We found that rs1026071 and rs1562438 in BMAL1 were significantly associated with sleep-onset problems. Dmitrzak-Weglarz et al. (2015) reported that carriers of homozygote variants of rs1562438TT in BMAL1 more frequently had difficulty falling asleep than other genotypes carriers with bipolar disorder in Poland. Using Bonferroni correction, we found no association between the selected SNPs and sleep-onset problems. Of note, similar results were obtained for different ancestries. Further studies are thus needed to assess the interactions between BMAL1 polymorphisms and sleep disorders.
Few reports have described the association between sleep disorder and genetic factors in Asians, including Japanese populations. Mishima et al. (2005) reported that the 3111C allele of the CLOCK gene was associated with evening preference and delayed sleep timing in 421 healthy Japanese adults. Matsuo et al. (2007) showed that bp2114G/A hPER2 was associated with diurnal preference in 71 healthy Japanese subjects. Song et al. (2016) revealed that the PER2 rs2278749 genotype was associated with diurnal preference in a Korean population. Unfortunately, we were unable to examine these associations in the present study because genotyping for these variants was not performed. However, we observed no association between variants in the CLOCK and PER2 genes and sleep-onset problems in our study. We suggest two possible reasons for these discrepant findings. First, the study population of the present study was older than those described in other studies. Second, we examined the association between these genes and sleep-onset problem, while the other studies mainly examined the association between chronotype and genetic polymorphisms.
Although none of the three SNPs of the CRY1 and BMAL1 genes was predicted to have any functional relevance, our results indicate that sleep disorder in a healthy Japanese general population is associated with SNPs of the CRY1 and BMAL1 genes. As the SNPs identified in this study are intronic and not known to affect splicing, they may be in LD with another functional SNP that may instead underlie this association.

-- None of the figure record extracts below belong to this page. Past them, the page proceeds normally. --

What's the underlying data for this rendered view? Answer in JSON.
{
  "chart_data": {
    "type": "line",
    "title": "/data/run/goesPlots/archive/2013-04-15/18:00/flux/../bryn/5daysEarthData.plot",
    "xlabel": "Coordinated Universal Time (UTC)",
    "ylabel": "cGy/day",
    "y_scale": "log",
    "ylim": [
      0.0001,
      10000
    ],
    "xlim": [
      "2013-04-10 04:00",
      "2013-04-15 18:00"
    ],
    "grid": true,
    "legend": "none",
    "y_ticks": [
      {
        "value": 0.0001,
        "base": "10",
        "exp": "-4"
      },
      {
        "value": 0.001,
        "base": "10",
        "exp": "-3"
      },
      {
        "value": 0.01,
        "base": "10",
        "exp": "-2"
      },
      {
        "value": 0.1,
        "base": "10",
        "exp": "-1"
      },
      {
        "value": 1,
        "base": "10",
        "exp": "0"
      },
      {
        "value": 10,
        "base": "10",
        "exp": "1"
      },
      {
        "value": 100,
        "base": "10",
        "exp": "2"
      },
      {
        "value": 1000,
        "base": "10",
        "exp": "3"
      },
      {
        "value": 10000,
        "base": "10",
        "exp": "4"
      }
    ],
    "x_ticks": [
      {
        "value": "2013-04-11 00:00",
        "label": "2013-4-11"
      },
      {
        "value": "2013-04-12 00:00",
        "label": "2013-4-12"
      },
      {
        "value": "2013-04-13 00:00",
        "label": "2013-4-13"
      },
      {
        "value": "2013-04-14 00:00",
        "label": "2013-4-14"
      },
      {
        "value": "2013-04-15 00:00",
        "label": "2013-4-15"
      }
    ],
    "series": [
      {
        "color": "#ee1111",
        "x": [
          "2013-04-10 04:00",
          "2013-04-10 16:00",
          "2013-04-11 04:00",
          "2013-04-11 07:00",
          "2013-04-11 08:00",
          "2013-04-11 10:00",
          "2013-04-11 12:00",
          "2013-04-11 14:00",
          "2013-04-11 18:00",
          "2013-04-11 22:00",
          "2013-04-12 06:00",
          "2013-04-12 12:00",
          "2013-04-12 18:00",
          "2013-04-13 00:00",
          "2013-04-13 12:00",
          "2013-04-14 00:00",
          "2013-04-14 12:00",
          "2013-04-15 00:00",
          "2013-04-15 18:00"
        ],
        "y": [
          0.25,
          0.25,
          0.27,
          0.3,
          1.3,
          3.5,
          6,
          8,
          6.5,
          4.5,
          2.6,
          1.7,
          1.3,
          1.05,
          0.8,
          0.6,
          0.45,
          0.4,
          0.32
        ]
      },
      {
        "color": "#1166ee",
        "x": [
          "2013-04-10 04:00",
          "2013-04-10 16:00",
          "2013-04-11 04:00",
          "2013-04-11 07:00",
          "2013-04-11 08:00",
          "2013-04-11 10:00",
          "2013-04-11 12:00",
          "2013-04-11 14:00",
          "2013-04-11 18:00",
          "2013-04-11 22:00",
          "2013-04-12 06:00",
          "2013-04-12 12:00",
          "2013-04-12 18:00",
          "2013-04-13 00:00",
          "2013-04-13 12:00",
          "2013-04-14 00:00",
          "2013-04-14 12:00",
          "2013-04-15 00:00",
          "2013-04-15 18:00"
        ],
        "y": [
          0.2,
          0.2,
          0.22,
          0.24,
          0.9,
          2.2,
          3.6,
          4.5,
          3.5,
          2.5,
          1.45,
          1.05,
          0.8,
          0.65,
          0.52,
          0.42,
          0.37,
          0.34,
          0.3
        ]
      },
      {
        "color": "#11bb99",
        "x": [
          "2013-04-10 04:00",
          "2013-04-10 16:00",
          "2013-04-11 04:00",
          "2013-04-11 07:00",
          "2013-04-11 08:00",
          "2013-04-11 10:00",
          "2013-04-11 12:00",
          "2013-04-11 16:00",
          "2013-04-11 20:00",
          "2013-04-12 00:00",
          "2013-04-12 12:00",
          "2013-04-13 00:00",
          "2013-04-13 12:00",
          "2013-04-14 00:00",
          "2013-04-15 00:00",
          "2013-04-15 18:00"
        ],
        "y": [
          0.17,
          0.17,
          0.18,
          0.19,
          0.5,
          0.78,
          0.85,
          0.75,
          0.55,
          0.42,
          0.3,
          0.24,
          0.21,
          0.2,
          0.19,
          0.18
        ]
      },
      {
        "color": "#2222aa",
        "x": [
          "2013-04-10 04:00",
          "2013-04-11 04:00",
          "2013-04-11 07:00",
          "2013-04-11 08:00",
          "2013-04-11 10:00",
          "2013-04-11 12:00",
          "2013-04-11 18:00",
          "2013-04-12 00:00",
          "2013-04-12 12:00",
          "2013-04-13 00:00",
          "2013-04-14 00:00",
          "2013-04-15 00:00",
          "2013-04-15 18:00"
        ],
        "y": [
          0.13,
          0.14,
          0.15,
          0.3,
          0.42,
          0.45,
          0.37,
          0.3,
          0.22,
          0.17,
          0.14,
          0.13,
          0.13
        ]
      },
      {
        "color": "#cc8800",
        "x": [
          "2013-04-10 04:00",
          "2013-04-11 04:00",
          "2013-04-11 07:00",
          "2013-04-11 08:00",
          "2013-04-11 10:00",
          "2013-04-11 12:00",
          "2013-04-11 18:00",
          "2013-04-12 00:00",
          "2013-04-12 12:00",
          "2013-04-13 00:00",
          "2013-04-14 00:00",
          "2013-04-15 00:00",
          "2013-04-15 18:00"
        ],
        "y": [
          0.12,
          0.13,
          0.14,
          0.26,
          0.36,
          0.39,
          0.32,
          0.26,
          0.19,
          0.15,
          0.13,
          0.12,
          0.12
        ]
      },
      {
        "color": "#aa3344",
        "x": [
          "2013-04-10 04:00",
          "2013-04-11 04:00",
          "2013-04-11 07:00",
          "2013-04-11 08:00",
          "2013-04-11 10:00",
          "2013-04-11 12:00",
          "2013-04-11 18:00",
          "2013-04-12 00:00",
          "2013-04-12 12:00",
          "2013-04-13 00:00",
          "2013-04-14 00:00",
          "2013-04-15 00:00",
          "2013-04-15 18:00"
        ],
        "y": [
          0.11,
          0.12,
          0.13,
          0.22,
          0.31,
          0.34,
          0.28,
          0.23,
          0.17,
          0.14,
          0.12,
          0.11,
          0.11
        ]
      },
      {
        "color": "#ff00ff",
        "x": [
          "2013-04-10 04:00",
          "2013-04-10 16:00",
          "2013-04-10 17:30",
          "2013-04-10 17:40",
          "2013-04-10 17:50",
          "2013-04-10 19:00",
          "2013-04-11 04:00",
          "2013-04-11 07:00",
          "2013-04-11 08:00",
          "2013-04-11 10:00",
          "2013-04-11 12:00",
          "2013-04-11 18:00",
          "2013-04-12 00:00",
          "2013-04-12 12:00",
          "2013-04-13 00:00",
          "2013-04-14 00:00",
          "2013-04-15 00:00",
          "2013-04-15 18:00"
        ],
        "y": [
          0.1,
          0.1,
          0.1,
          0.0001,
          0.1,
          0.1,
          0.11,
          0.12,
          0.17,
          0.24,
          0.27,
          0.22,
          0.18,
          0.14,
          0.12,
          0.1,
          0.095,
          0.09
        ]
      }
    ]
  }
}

Several limitations associated with this study should also be mentioned. First, while the inclusion of a significant number of genetic markers to investigate possible associations between clock genes and sleep induction disorder was considered a strength, the inclusion of so many markers incurred a risk of false positive (type 1) error. Caution must therefore be practiced when interpreting individual significant results. Second, the sample size may not have been large enough to detect weak associations. Third, as mentioned above, we assessed sleep-onset problems in this study using a single, simple question. In future studies, the use of questionnaires concerning sleep, insomnia, and chronotype, such as the Pittsburgh sleep quality index, Insomnia Severity Index, or Morningness-Eveningness questionnaire, may improve the classification of participants according to symptoms by providing greater attention to clinical and environmental factors. Fourth, we did not obtain information on any diagnosis of insomnia or the use of hypnosis. Fifth, the study subjects were participants in a community-based annual health check-up. As such, they might have been more health-conscious and had a higher level of social activity than the general population, so some degree of selection bias might also be present.
In conclusion, despite the abovementioned limitations, our results suggest that genetic variations in genes with circadian expression are associated with sleep-onset problems in a Japanese general population. The present findings are consistent with several prior studies that detected circadian gene involvement in sleep disorders. Further studies are needed to determine the specific roles played by individual circadian genes.
The authors declare no conflict of interest.